Summary: Based on the excellent book by the same name by Stu Weber, this sermon challenges men to take up the roles of king, warrior, mentor, and friend and lead their families and churches in the power of Christ.
The Four Pillars of a Man’s Heart
Pastor Jeff Williams
In 1555, Hugh Latimer and Nicholas Ridley walked out of prison for the last time. They both were condemned to be burned at the stake for refusing to recant their personal faith in Jesus Christ. As they approached the stake, Latimer uttered these unforgettable words to his good friend:
“Be of good cheer, Ridley. Play the man! We shall this day light such a candle, by God’s grace…as I trust shall never be put out.”
Where did Hugh Latimer learn such a phrase as “play the man?” He learned it from the lips of an ancient king named David. David was approaching death and wanted to speak to his son Solomon. Let’s listen in:
“When the time drew near for David to die, he gave a charge to Solomon his son. "I am about to go the way of all the earth," he said. "So be strong, show yourself a man, and observe what the LORD your God requires: Walk in his ways, and keep his decrees and commands, his laws and requirements, as written in the Law of Moses, so that you may prosper in all you do and wherever you go…” (I Kings 2:1-3)

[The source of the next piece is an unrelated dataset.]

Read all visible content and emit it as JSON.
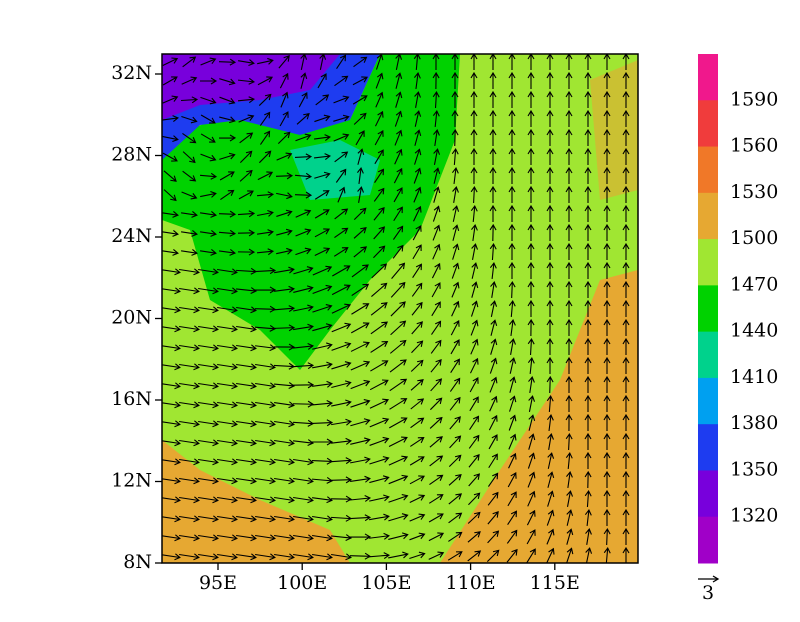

I first heard these words as a new Christian nearly fifteen years ago. Can I be totally honest with you? I had no idea what they meant! What did it mean to “play the man” as a red-blooded American male? Whatever the requirements, I never felt like I measured up. I wasn’t strong enough, or brave enough, or tall enough, or rich enough to “play the man.” But all that changed about ten years ago.
In the mid-nineties, I discovered a group of authors who were writing about how to be a Godly man. The ideas you will hear this morning are from one of those Christian writers, Stu Weber. His book “The Four Pillars of a Man’s Heart” changed my entire perspective on what God has called men to be in this culture. The pillars have nothing to do with how handy, tall, or “pumped up” you are.
I realize that this morning is Father’s day. I also want to acknowledge that this day may be hard for some of you. Maybe your father has passed away or perhaps you are estranged from him. Some fathers have lost children and other men do not have the children they have earnestly prayed for. Some men hate Father’s Day because it reminds them how much they miss their children. This message is for all of the above. It is for us men. Ladies, you can eavesdrop if you’d like – and you have my permission to elbow the man in your life.
Are you ready to learn how to “play the man?” Turn with me to the book of Genesis.
The Four Roles of Manhood
In the beginning, God created. That is the nature of our God. His creativity is astounding: galaxies and giraffes, atoms and aardvarks, mountains and molecules all show the genius of our creator God.
Turn in your copies of God’s Word to Genesis 2. We read of God creating something completely different and new:
…the LORD God formed the man from the dust of the ground and breathed into his nostrils the breath of life, and the man became a living being. (Gen 2:7)
God created a man, in His own image and he became a living being. Masculinity is not a culturally defined term. God created men for a purpose. What are these purposes? What are the specific reasons and roles God created the man?
Skip down to verse 15:
“The LORD God took the man and put him in the Garden of Eden to work it and take care of it.” (Gen 2:15)
The man was created to “take dominion” as chapter 1 verse 28 reads in the New King James version. Adam was to be the administrator of the Garden. The same is true today. Inside every man beats the heart of a leader.
“And the LORD God commanded the man, "You are free to eat from any tree in the garden; but you must not eat from the tree of the knowledge of good and evil…” (Genesis 2:16-17)
The man was not only called to steward the land’s resources but also to steward information. Remember, Eve had not been formed yet. It is as if God were telling Adam, “I’m going to tell you this and I want you to pass it on, to teach it to others.” Inside of every man beats the heart of a mentor.
Verse 17 concludes with this ominous warning:
“…or when you eat of it you will surely die." (Gen 2:17b)
Adam was clearly warned of potential danger. It was his role to be alert, to be on guard, to stand watch over himself and his family. Inside every man beats the heart of a warrior.